Ius Soli, superficialità degli argomenti e volgarità delle battute
Di fronte allo stallo politico di questi giorni sul disegno di legge dello “Ius Soli” non si può che rimanere attoniti per la superficialità degli argomenti e per la volgarità delle battute anche in una realtà pluriculturale come la Valle d’Aosta. Gli attacchi a Papa Francesco, alle associazioni laiche e cattoliche che stanno raccogliendo le firme per sostenere la nuova legge, sono gravissime. Non meno grave è la mancanza di coraggio di chi, avendone la forza parlamentare, sceglie, di non perseguire fino in fondo un obiettivo minimo di civiltà e di rimandarlo “sine die”. La questione però non si può ridurre alla incultura politica di qualcuno. Questi atteggiamenti (sia quello offensivo che quello dilatorio) sono “calcolo politico” perché vorrebbero lucrare consenso sul crescente sentimento popolare di diffidenza nei confronti dei migranti che, cinicamente alimentato, non fa distinguo ne riflessioni. La crisi economica ha reso più fragile il tessuto di coesione e la capacità di apertura e accoglienza delle persone ed è sotto gli occhi di tutti il crescere di una paura collettiva diffusa. Una paura generica, informe, motivata da una angoscia verso il futuro, sulla quale è facile innestare un “nemico”.
Una “difesa naturale” dalla paura è proprio l’esperienza quotidiana dei nostri figli, soprattutto a scuola e fuori, nelle loro relazioni amicali. Sono i nostri ragazzi, quelli italiani dalla nascita, che ci chiedono, sempre più insistentemente, per quale motivo gli adulti permettono che i loro amici e compagni di vita debbano essere discriminati. Se li ascoltiamo capiamo anche per quale motivo sullo “Ius Soli” si manifesta questa ostilità politica e questa violenza verbale e sociale. Perché lo “Ius Soli” farebbe emergere, una volta per tutte, la vera realtà dell’immigrazione nella nostra società: loro sono già italiani e valdostani per “decreto” dei propri coetanei e stanno costruendo il loro futuro, insieme. Chi siamo noi per impedirlo? Se questa è, dunque, la realtà che cosa dobbiamo fare per contrastare questa paura degli “adulti” che vorrebbe ignorarla?

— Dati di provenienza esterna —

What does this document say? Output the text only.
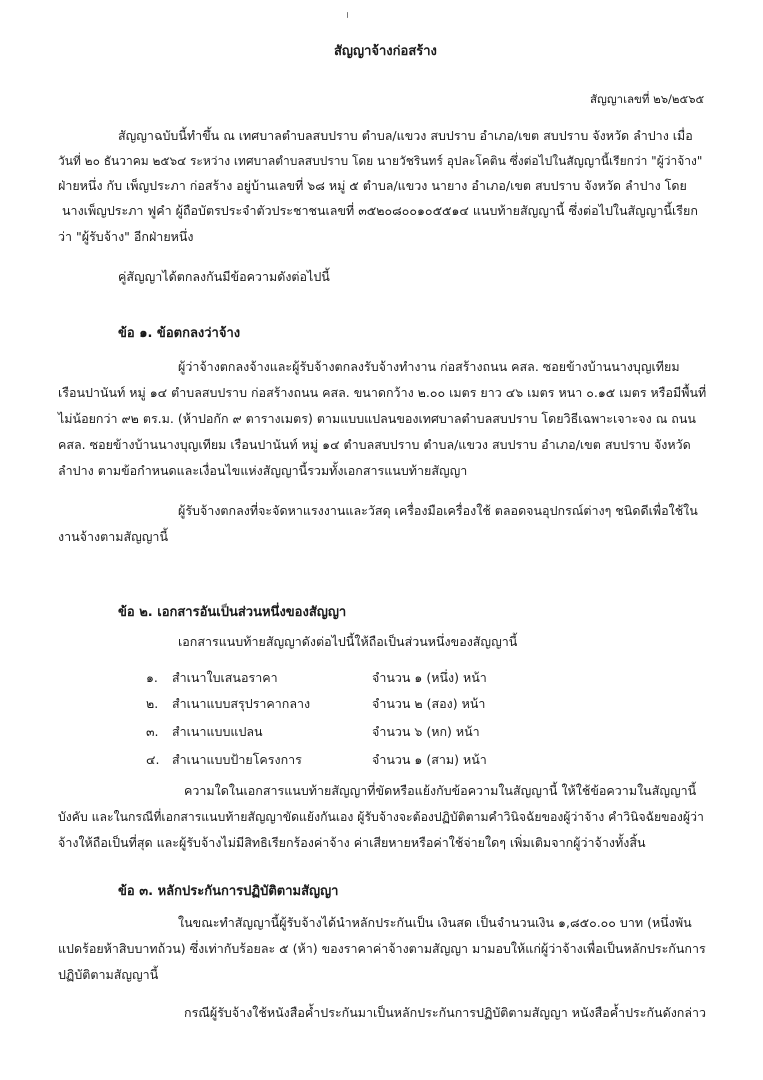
สัญญาจ้างก่อสร้าง
สัญญาเลขที่ ๒๖/๒๕๖๕
สัญญาฉบับนี้ทำขึ้น ณ เทศบาลตำบลสบปราบ ตำบล/แขวง สบปราบ อำเภอ/เขต สบปราบ จังหวัด ลำปาง เมื่อ
วันที่ ๒๐ ธันวาคม ๒๕๖๔ ระหว่าง เทศบาลตำบลสบปราบ โดย นายวัชรินทร์ อุปละโคติน ซึ่งต่อไปในสัญญานี้เรียกว่า "ผู้ว่าจ้าง"
ฝ่ายหนึ่ง กับ เพ็ญประภา ก่อสร้าง อยู่บ้านเลขที่ ๖๘ หมู่ ๕ ตำบล/แขวง นายาง อำเภอ/เขต สบปราบ จังหวัด ลำปาง โดย
นางเพ็ญประภา ฟูคำ ผู้ถือบัตรประจำตัวประชาชนเลขที่ ๓๕๒๐๘๐๐๑๐๕๕๑๔ แนบท้ายสัญญานี้ ซึ่งต่อไปในสัญญานี้เรียก
ว่า "ผู้รับจ้าง" อีกฝ่ายหนึ่ง
คู่สัญญาได้ตกลงกันมีข้อความดังต่อไปนี้
ข้อ ๑. ข้อตกลงว่าจ้าง
ผู้ว่าจ้างตกลงจ้างและผู้รับจ้างตกลงรับจ้างทำงาน ก่อสร้างถนน คสล. ซอยข้างบ้านนางบุญเทียม
เรือนปานันท์ หมู่ ๑๔ ตำบลสบปราบ ก่อสร้างถนน คสล. ขนาดกว้าง ๒.๐๐ เมตร ยาว ๔๖ เมตร หนา ๐.๑๕ เมตร หรือมีพื้นที่
ไม่น้อยกว่า ๙๒ ตร.ม. (ห้าปอกัก ๙ ตารางเมตร) ตามแบบแปลนของเทศบาลตำบลสบปราบ โดยวิธีเฉพาะเจาะจง ณ ถนน
คสล. ซอยข้างบ้านนางบุญเทียม เรือนปานันท์ หมู่ ๑๔ ตำบลสบปราบ ตำบล/แขวง สบปราบ อำเภอ/เขต สบปราบ จังหวัด
ลำปาง ตามข้อกำหนดและเงื่อนไขแห่งสัญญานี้รวมทั้งเอกสารแนบท้ายสัญญา
ผู้รับจ้างตกลงที่จะจัดหาแรงงานและวัสดุ เครื่องมือเครื่องใช้ ตลอดจนอุปกรณ์ต่างๆ ชนิดดีเพื่อใช้ใน
งานจ้างตามสัญญานี้
ข้อ ๒. เอกสารอันเป็นส่วนหนึ่งของสัญญา
เอกสารแนบท้ายสัญญาดังต่อไปนี้ให้ถือเป็นส่วนหนึ่งของสัญญานี้
๑. สำเนาใบเสนอราคา	จำนวน ๑ (หนึ่ง) หน้า
๒. สำเนาแบบสรุปราคากลาง	จำนวน ๒ (สอง) หน้า
๓. สำเนาแบบแปลน	จำนวน ๖ (หก) หน้า
๔. สำเนาแบบป้ายโครงการ	จำนวน ๑ (สาม) หน้า
ความใดในเอกสารแนบท้ายสัญญาที่ขัดหรือแย้งกับข้อความในสัญญานี้ ให้ใช้ข้อความในสัญญานี้
บังคับ และในกรณีที่เอกสารแนบท้ายสัญญาขัดแย้งกันเอง ผู้รับจ้างจะต้องปฏิบัติตามคำวินิจฉัยของผู้ว่าจ้าง คำวินิจฉัยของผู้ว่า
จ้างให้ถือเป็นที่สุด และผู้รับจ้างไม่มีสิทธิเรียกร้องค่าจ้าง ค่าเสียหายหรือค่าใช้จ่ายใดๆ เพิ่มเติมจากผู้ว่าจ้างทั้งสิ้น
ข้อ ๓. หลักประกันการปฏิบัติตามสัญญา
ในขณะทำสัญญานี้ผู้รับจ้างได้นำหลักประกันเป็น เงินสด เป็นจำนวนเงิน ๑,๘๕๐.๐๐ บาท (หนึ่งพัน
แปดร้อยห้าสิบบาทถ้วน) ซึ่งเท่ากับร้อยละ ๕ (ห้า) ของราคาค่าจ้างตามสัญญา มามอบให้แก่ผู้ว่าจ้างเพื่อเป็นหลักประกันการ
ปฏิบัติตามสัญญานี้
กรณีผู้รับจ้างใช้หนังสือค้ำประกันมาเป็นหลักประกันการปฏิบัติตามสัญญา หนังสือค้ำประกันดังกล่าว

La prima questione, a mio parere, è non fermarsi alla sottolineatura etica e di principio. Vi è il dovere di entrare nel merito della questione e di affrontarla (e comunicarla) politicamente con razionalità. La razionalità ci dice che occorre, al più presto, una legge sulla cittadinanza. Tra i tanti argomenti a favore basterebbe fare due conti per chiudere la questione. l’Italia, come l’Europa in generale, si sta svuotando. Pochi sanno che, con le attuali “politiche” di denatalità e gli ostacoli all’immigrazione, l’Italia sarà, tra qualche decennio, un paese fantasma con 10 milioni di abitanti in meno e 5 milioni di ultra-65enni in più.
Di questo passo la percentuale di pensionati rispetto ai lavoratori, che oggi è del 37%, passerà nel 2040 al 65%. Il Sistema previdenziale di questa “Italia” è insostenibile. Le donne italiane vorrebbero fare i figli ma rimandano e rimandano perché la conciliazione maternità – lavoro è un’impresa immane e “chissà se si sopravvive con uno stipendio solo”. Viceversa nel nostro Paese vivono 800.000 ragazzi di seconda e, ormai, anche di terza generazione. Sono italiani di fatto ma, purtroppo, non di diritto. Possiamo permetterci questo scenario? E’ evidente che occorrono politiche pro-natalità moderne e eque e una forte legge sulla cittadinanza. Una decisione contraria sarebbe uno storico errore che faremo pagare, in particolare, proprio, alle generazioni future.